What to expect from Big Data 2.0
What differentiated Web 2.0 from Web 1.0? It wasn’t just the relative lack of “because we can!” businesses like pets.com. After that bubble burst, some relatively modest engineering advancements like AJAX enabled some revolutionary breakthroughs in user experience. The result? An entirely new generation of interactive, user-focused web sites and applications–and an empowered, engaged user base to enjoy them. What would Facebook be without user-contributed content? “Phonebook”, that’s what. No thanks.
Similarly, expect these and other evolutionary changes to conspire over the coming months to shift the landscape in some important ways:
- The enterprise takes over Hadoop. For all of its virtues, Hadoop is not going to take over the enterprise. Most companies will continue to rely on packaged applications running on relational databases for the foreseeable future. But Hadoop excels at busting through these data silos to help connect the dots like never before. As more IT departments seek to fit these tools into production environments, the elephant is going to need to dress up to fit into its new Fortune 500 digs. Expect much more emphasis on security-focused projects and solutions like Falcon, Sentry, Knox, and XA Secure than on tech-focused efforts like yet another columnar storage format.

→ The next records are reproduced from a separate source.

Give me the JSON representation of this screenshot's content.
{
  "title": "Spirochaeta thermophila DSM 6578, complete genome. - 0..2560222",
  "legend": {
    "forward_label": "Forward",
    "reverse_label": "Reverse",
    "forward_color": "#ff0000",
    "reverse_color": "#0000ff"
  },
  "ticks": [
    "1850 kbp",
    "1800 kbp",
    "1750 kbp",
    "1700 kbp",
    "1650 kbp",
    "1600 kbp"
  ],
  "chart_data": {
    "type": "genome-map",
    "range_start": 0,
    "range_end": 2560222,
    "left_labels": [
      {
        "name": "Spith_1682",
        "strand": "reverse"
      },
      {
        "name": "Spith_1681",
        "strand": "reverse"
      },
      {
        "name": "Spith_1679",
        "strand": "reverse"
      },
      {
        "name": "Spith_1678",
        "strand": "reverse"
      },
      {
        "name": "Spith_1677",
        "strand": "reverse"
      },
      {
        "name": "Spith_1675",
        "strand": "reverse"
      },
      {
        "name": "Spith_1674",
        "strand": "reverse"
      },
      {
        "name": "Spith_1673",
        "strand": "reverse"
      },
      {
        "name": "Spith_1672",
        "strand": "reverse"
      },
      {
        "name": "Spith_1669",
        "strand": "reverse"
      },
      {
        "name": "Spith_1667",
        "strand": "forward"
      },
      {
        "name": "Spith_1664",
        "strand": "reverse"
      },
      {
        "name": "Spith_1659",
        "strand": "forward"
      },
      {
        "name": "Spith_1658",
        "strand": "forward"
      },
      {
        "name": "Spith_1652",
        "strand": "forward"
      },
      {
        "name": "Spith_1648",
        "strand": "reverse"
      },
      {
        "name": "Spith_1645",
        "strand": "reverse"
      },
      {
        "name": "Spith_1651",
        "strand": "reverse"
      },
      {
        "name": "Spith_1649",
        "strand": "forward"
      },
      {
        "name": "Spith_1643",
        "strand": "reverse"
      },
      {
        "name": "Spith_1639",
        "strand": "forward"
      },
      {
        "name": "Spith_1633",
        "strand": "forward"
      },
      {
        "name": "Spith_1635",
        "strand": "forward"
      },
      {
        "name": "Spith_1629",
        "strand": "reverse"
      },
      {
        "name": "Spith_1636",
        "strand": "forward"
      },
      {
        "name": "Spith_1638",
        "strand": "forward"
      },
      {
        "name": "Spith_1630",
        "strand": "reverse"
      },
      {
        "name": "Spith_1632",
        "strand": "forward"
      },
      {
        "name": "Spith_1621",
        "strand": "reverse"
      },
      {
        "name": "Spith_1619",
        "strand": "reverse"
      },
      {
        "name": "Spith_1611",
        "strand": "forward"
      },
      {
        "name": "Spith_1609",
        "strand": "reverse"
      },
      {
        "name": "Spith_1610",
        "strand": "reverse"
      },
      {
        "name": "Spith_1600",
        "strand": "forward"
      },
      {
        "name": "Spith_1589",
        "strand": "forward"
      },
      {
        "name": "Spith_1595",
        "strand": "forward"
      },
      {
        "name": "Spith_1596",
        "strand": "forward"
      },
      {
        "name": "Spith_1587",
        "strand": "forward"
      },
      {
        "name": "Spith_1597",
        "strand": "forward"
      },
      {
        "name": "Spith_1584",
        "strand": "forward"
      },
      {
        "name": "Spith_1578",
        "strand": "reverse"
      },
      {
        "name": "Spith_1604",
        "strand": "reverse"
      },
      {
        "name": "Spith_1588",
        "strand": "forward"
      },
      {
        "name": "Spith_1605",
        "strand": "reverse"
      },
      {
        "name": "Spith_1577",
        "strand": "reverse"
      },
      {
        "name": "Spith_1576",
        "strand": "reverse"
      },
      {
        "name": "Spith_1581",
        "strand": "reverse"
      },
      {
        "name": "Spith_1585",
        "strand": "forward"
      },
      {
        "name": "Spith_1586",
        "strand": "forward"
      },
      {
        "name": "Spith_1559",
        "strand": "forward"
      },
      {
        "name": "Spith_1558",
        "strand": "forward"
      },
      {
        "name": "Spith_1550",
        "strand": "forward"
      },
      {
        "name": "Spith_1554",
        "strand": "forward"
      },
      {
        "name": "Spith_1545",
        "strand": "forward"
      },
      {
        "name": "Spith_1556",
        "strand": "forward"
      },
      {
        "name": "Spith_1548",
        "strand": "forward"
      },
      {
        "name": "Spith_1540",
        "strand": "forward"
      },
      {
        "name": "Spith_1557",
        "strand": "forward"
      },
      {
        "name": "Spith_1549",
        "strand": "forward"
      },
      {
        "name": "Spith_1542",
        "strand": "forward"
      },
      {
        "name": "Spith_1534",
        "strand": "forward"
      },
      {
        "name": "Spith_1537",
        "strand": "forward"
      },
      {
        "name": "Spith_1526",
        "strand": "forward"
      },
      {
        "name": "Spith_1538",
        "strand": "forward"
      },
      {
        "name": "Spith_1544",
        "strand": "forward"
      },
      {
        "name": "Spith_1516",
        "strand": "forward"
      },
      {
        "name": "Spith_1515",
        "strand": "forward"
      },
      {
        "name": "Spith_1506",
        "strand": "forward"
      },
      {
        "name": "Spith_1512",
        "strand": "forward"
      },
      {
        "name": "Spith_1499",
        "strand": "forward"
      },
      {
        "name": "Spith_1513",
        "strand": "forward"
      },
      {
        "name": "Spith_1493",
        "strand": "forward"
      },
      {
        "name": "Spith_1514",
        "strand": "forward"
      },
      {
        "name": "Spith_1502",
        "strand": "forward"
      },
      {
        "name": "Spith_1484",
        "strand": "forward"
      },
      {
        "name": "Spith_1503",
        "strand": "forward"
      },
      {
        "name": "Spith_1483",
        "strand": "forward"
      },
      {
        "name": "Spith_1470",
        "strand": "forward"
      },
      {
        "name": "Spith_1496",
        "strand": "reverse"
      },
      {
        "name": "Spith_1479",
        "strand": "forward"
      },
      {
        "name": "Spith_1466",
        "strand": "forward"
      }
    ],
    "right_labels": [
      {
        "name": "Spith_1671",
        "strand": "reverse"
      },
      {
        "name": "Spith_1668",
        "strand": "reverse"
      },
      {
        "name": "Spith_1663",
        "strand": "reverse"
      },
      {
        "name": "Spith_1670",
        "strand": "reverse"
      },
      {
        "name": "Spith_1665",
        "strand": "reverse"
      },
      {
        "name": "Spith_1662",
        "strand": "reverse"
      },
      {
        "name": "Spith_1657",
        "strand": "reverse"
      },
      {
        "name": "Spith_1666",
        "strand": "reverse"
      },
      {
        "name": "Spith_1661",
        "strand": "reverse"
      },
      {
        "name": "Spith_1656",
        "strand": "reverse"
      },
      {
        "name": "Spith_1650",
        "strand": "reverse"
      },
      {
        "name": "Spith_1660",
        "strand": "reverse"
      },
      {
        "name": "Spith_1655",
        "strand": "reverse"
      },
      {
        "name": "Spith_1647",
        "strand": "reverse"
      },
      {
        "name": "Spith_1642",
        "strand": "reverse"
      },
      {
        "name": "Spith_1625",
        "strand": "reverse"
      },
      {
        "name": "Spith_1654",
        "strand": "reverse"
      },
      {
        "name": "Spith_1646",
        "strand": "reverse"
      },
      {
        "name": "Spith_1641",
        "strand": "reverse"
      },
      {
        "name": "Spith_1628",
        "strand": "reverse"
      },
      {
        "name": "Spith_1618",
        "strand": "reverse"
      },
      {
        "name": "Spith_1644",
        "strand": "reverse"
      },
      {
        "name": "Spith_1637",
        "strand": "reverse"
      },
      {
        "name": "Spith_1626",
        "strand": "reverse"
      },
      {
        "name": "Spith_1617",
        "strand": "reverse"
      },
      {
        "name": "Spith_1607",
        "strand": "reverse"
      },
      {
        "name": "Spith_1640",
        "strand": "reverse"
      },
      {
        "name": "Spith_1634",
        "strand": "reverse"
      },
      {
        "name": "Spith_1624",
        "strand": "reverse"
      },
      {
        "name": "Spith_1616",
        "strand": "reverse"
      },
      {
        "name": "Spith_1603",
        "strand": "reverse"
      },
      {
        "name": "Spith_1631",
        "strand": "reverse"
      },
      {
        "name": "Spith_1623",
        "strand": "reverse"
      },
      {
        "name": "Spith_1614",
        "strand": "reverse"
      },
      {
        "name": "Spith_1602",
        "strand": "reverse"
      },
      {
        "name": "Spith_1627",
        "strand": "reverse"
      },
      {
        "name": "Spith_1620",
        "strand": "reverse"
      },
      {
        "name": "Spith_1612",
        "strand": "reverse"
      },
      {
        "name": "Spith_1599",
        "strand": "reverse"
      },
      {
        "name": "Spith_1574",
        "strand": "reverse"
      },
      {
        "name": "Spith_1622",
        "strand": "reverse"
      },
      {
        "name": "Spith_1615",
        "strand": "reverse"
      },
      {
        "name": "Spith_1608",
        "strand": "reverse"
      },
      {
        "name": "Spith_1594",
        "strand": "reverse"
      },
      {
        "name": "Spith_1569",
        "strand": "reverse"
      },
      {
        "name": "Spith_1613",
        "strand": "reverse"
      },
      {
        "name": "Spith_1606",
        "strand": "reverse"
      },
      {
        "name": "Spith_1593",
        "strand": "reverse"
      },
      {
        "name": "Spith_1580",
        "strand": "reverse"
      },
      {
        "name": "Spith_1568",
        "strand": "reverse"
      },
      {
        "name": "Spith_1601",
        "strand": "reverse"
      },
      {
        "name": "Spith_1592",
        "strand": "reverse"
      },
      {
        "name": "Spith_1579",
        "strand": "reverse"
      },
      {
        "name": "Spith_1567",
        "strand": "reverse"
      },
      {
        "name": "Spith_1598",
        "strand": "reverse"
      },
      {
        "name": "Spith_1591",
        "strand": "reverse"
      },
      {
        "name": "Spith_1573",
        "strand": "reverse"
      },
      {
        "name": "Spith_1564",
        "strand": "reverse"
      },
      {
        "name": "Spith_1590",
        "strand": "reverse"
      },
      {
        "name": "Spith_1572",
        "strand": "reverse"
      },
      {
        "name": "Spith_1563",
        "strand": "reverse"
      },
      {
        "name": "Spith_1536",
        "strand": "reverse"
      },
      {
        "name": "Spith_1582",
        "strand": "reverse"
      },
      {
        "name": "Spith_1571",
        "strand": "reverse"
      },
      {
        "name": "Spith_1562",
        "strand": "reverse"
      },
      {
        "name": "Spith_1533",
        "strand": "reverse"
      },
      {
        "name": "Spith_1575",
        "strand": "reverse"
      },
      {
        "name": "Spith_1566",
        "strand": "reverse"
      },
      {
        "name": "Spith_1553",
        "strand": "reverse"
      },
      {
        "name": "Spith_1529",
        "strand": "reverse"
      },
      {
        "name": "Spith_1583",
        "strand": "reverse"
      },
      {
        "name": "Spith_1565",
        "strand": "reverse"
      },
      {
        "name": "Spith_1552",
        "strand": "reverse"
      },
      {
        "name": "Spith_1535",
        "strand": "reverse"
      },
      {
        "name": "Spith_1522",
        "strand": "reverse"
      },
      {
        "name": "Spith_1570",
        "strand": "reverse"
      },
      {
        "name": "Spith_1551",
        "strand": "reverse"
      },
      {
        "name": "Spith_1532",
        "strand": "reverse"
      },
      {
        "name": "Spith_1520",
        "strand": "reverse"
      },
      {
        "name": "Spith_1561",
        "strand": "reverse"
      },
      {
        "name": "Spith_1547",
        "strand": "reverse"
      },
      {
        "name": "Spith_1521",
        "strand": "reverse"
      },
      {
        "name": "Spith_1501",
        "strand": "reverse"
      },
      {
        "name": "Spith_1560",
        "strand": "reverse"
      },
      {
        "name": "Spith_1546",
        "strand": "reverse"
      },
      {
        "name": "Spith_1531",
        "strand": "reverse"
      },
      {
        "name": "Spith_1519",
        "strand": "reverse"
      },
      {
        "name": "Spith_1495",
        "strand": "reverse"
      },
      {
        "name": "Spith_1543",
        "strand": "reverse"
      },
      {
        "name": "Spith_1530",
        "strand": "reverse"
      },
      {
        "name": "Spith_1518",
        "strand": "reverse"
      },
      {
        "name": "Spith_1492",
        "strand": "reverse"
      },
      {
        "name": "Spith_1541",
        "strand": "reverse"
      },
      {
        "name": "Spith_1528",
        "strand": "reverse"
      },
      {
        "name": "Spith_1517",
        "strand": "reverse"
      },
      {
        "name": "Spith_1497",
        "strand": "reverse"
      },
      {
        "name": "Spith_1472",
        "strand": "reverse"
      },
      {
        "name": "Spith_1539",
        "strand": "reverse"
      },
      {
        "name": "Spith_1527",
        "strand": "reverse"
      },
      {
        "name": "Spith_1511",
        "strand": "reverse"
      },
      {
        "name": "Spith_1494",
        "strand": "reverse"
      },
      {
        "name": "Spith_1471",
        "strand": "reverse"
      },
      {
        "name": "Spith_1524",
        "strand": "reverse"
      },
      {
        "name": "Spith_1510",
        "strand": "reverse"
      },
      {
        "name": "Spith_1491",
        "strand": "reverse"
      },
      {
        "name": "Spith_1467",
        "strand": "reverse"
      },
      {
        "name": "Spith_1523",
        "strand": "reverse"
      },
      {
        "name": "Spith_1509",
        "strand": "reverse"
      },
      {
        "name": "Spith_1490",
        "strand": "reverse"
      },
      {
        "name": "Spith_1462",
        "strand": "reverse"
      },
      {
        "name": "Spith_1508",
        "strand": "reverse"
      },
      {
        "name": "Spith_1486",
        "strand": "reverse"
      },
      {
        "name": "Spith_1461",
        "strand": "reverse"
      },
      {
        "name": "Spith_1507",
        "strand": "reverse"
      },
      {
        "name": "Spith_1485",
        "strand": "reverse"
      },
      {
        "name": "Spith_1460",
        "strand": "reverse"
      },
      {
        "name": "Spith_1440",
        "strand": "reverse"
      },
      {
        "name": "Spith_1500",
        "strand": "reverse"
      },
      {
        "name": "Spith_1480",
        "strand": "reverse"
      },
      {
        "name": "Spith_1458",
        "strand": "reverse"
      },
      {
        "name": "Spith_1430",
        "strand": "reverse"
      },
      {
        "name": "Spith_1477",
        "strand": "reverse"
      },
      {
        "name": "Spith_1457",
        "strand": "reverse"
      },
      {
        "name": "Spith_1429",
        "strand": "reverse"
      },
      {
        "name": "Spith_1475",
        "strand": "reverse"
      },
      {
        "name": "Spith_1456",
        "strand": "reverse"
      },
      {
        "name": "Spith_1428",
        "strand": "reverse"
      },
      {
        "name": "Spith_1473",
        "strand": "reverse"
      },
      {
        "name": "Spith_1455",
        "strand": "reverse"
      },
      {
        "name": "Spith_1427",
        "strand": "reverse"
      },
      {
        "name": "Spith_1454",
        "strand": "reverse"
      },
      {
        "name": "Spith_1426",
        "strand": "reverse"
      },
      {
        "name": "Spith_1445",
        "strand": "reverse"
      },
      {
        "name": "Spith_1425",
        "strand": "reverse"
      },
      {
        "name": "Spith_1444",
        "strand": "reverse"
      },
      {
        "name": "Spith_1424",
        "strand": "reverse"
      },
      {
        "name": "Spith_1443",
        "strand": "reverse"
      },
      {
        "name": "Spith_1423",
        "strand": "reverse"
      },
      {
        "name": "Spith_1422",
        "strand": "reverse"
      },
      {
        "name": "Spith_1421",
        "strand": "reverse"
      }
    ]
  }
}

- More and more SQL in NoSQL.It’s easy to forget how long it has taken today’s BI, analytics, and visualization tools to reach their current state of maturity–and they started with the 40-year-solid foundation of relational databases. The obvious way forward is to leverage these existing investments in SQL tools and skills. Hive showed it was possible to add a SQL layer to Hadoop, and Shark showed it could be fast. Plenty has already been written about Impala, Stinger, and the rest. My pick for the project to watch? Apache Phoenix. It’s immature, to be sure, but it’s the SQL layer which HBase should always have come with; its inclusion in Hortonworks HDP 2.1 was one of the best surprises of my summer.
- There will be no Big Data 3.0. “Big Data” became capitalized when Google broke with parallel processing canon and eschewed “enterprise class” hardware, special-purpose network interconnects, expensive SAN storage and the like. Using MapReduce to run relatively simple jobs on commodity hardware against a software-based distributed file system was clearly revolutionary, but the world has taken notice and learned. Document-oriented databases, distributed search engines, graph databases, key-value stores, and in-memory databases are no longer fringe. Today’s system architects–and mainstream vendors–are increasingly incorporating disparate technologies and components into data platforms to meet their wide ranging demands. This blurring will only continue and accelerate, and I’m not sure we’ll even be capitalizing “Big Data” next year.
And while we’re de-capitalizing “Big Data”, we should note that this week, Seagate introduced the first 8TB 3.5″ hard drive. At this rate, “Big Data”–capitalized or not–will soon simply be known as “data”.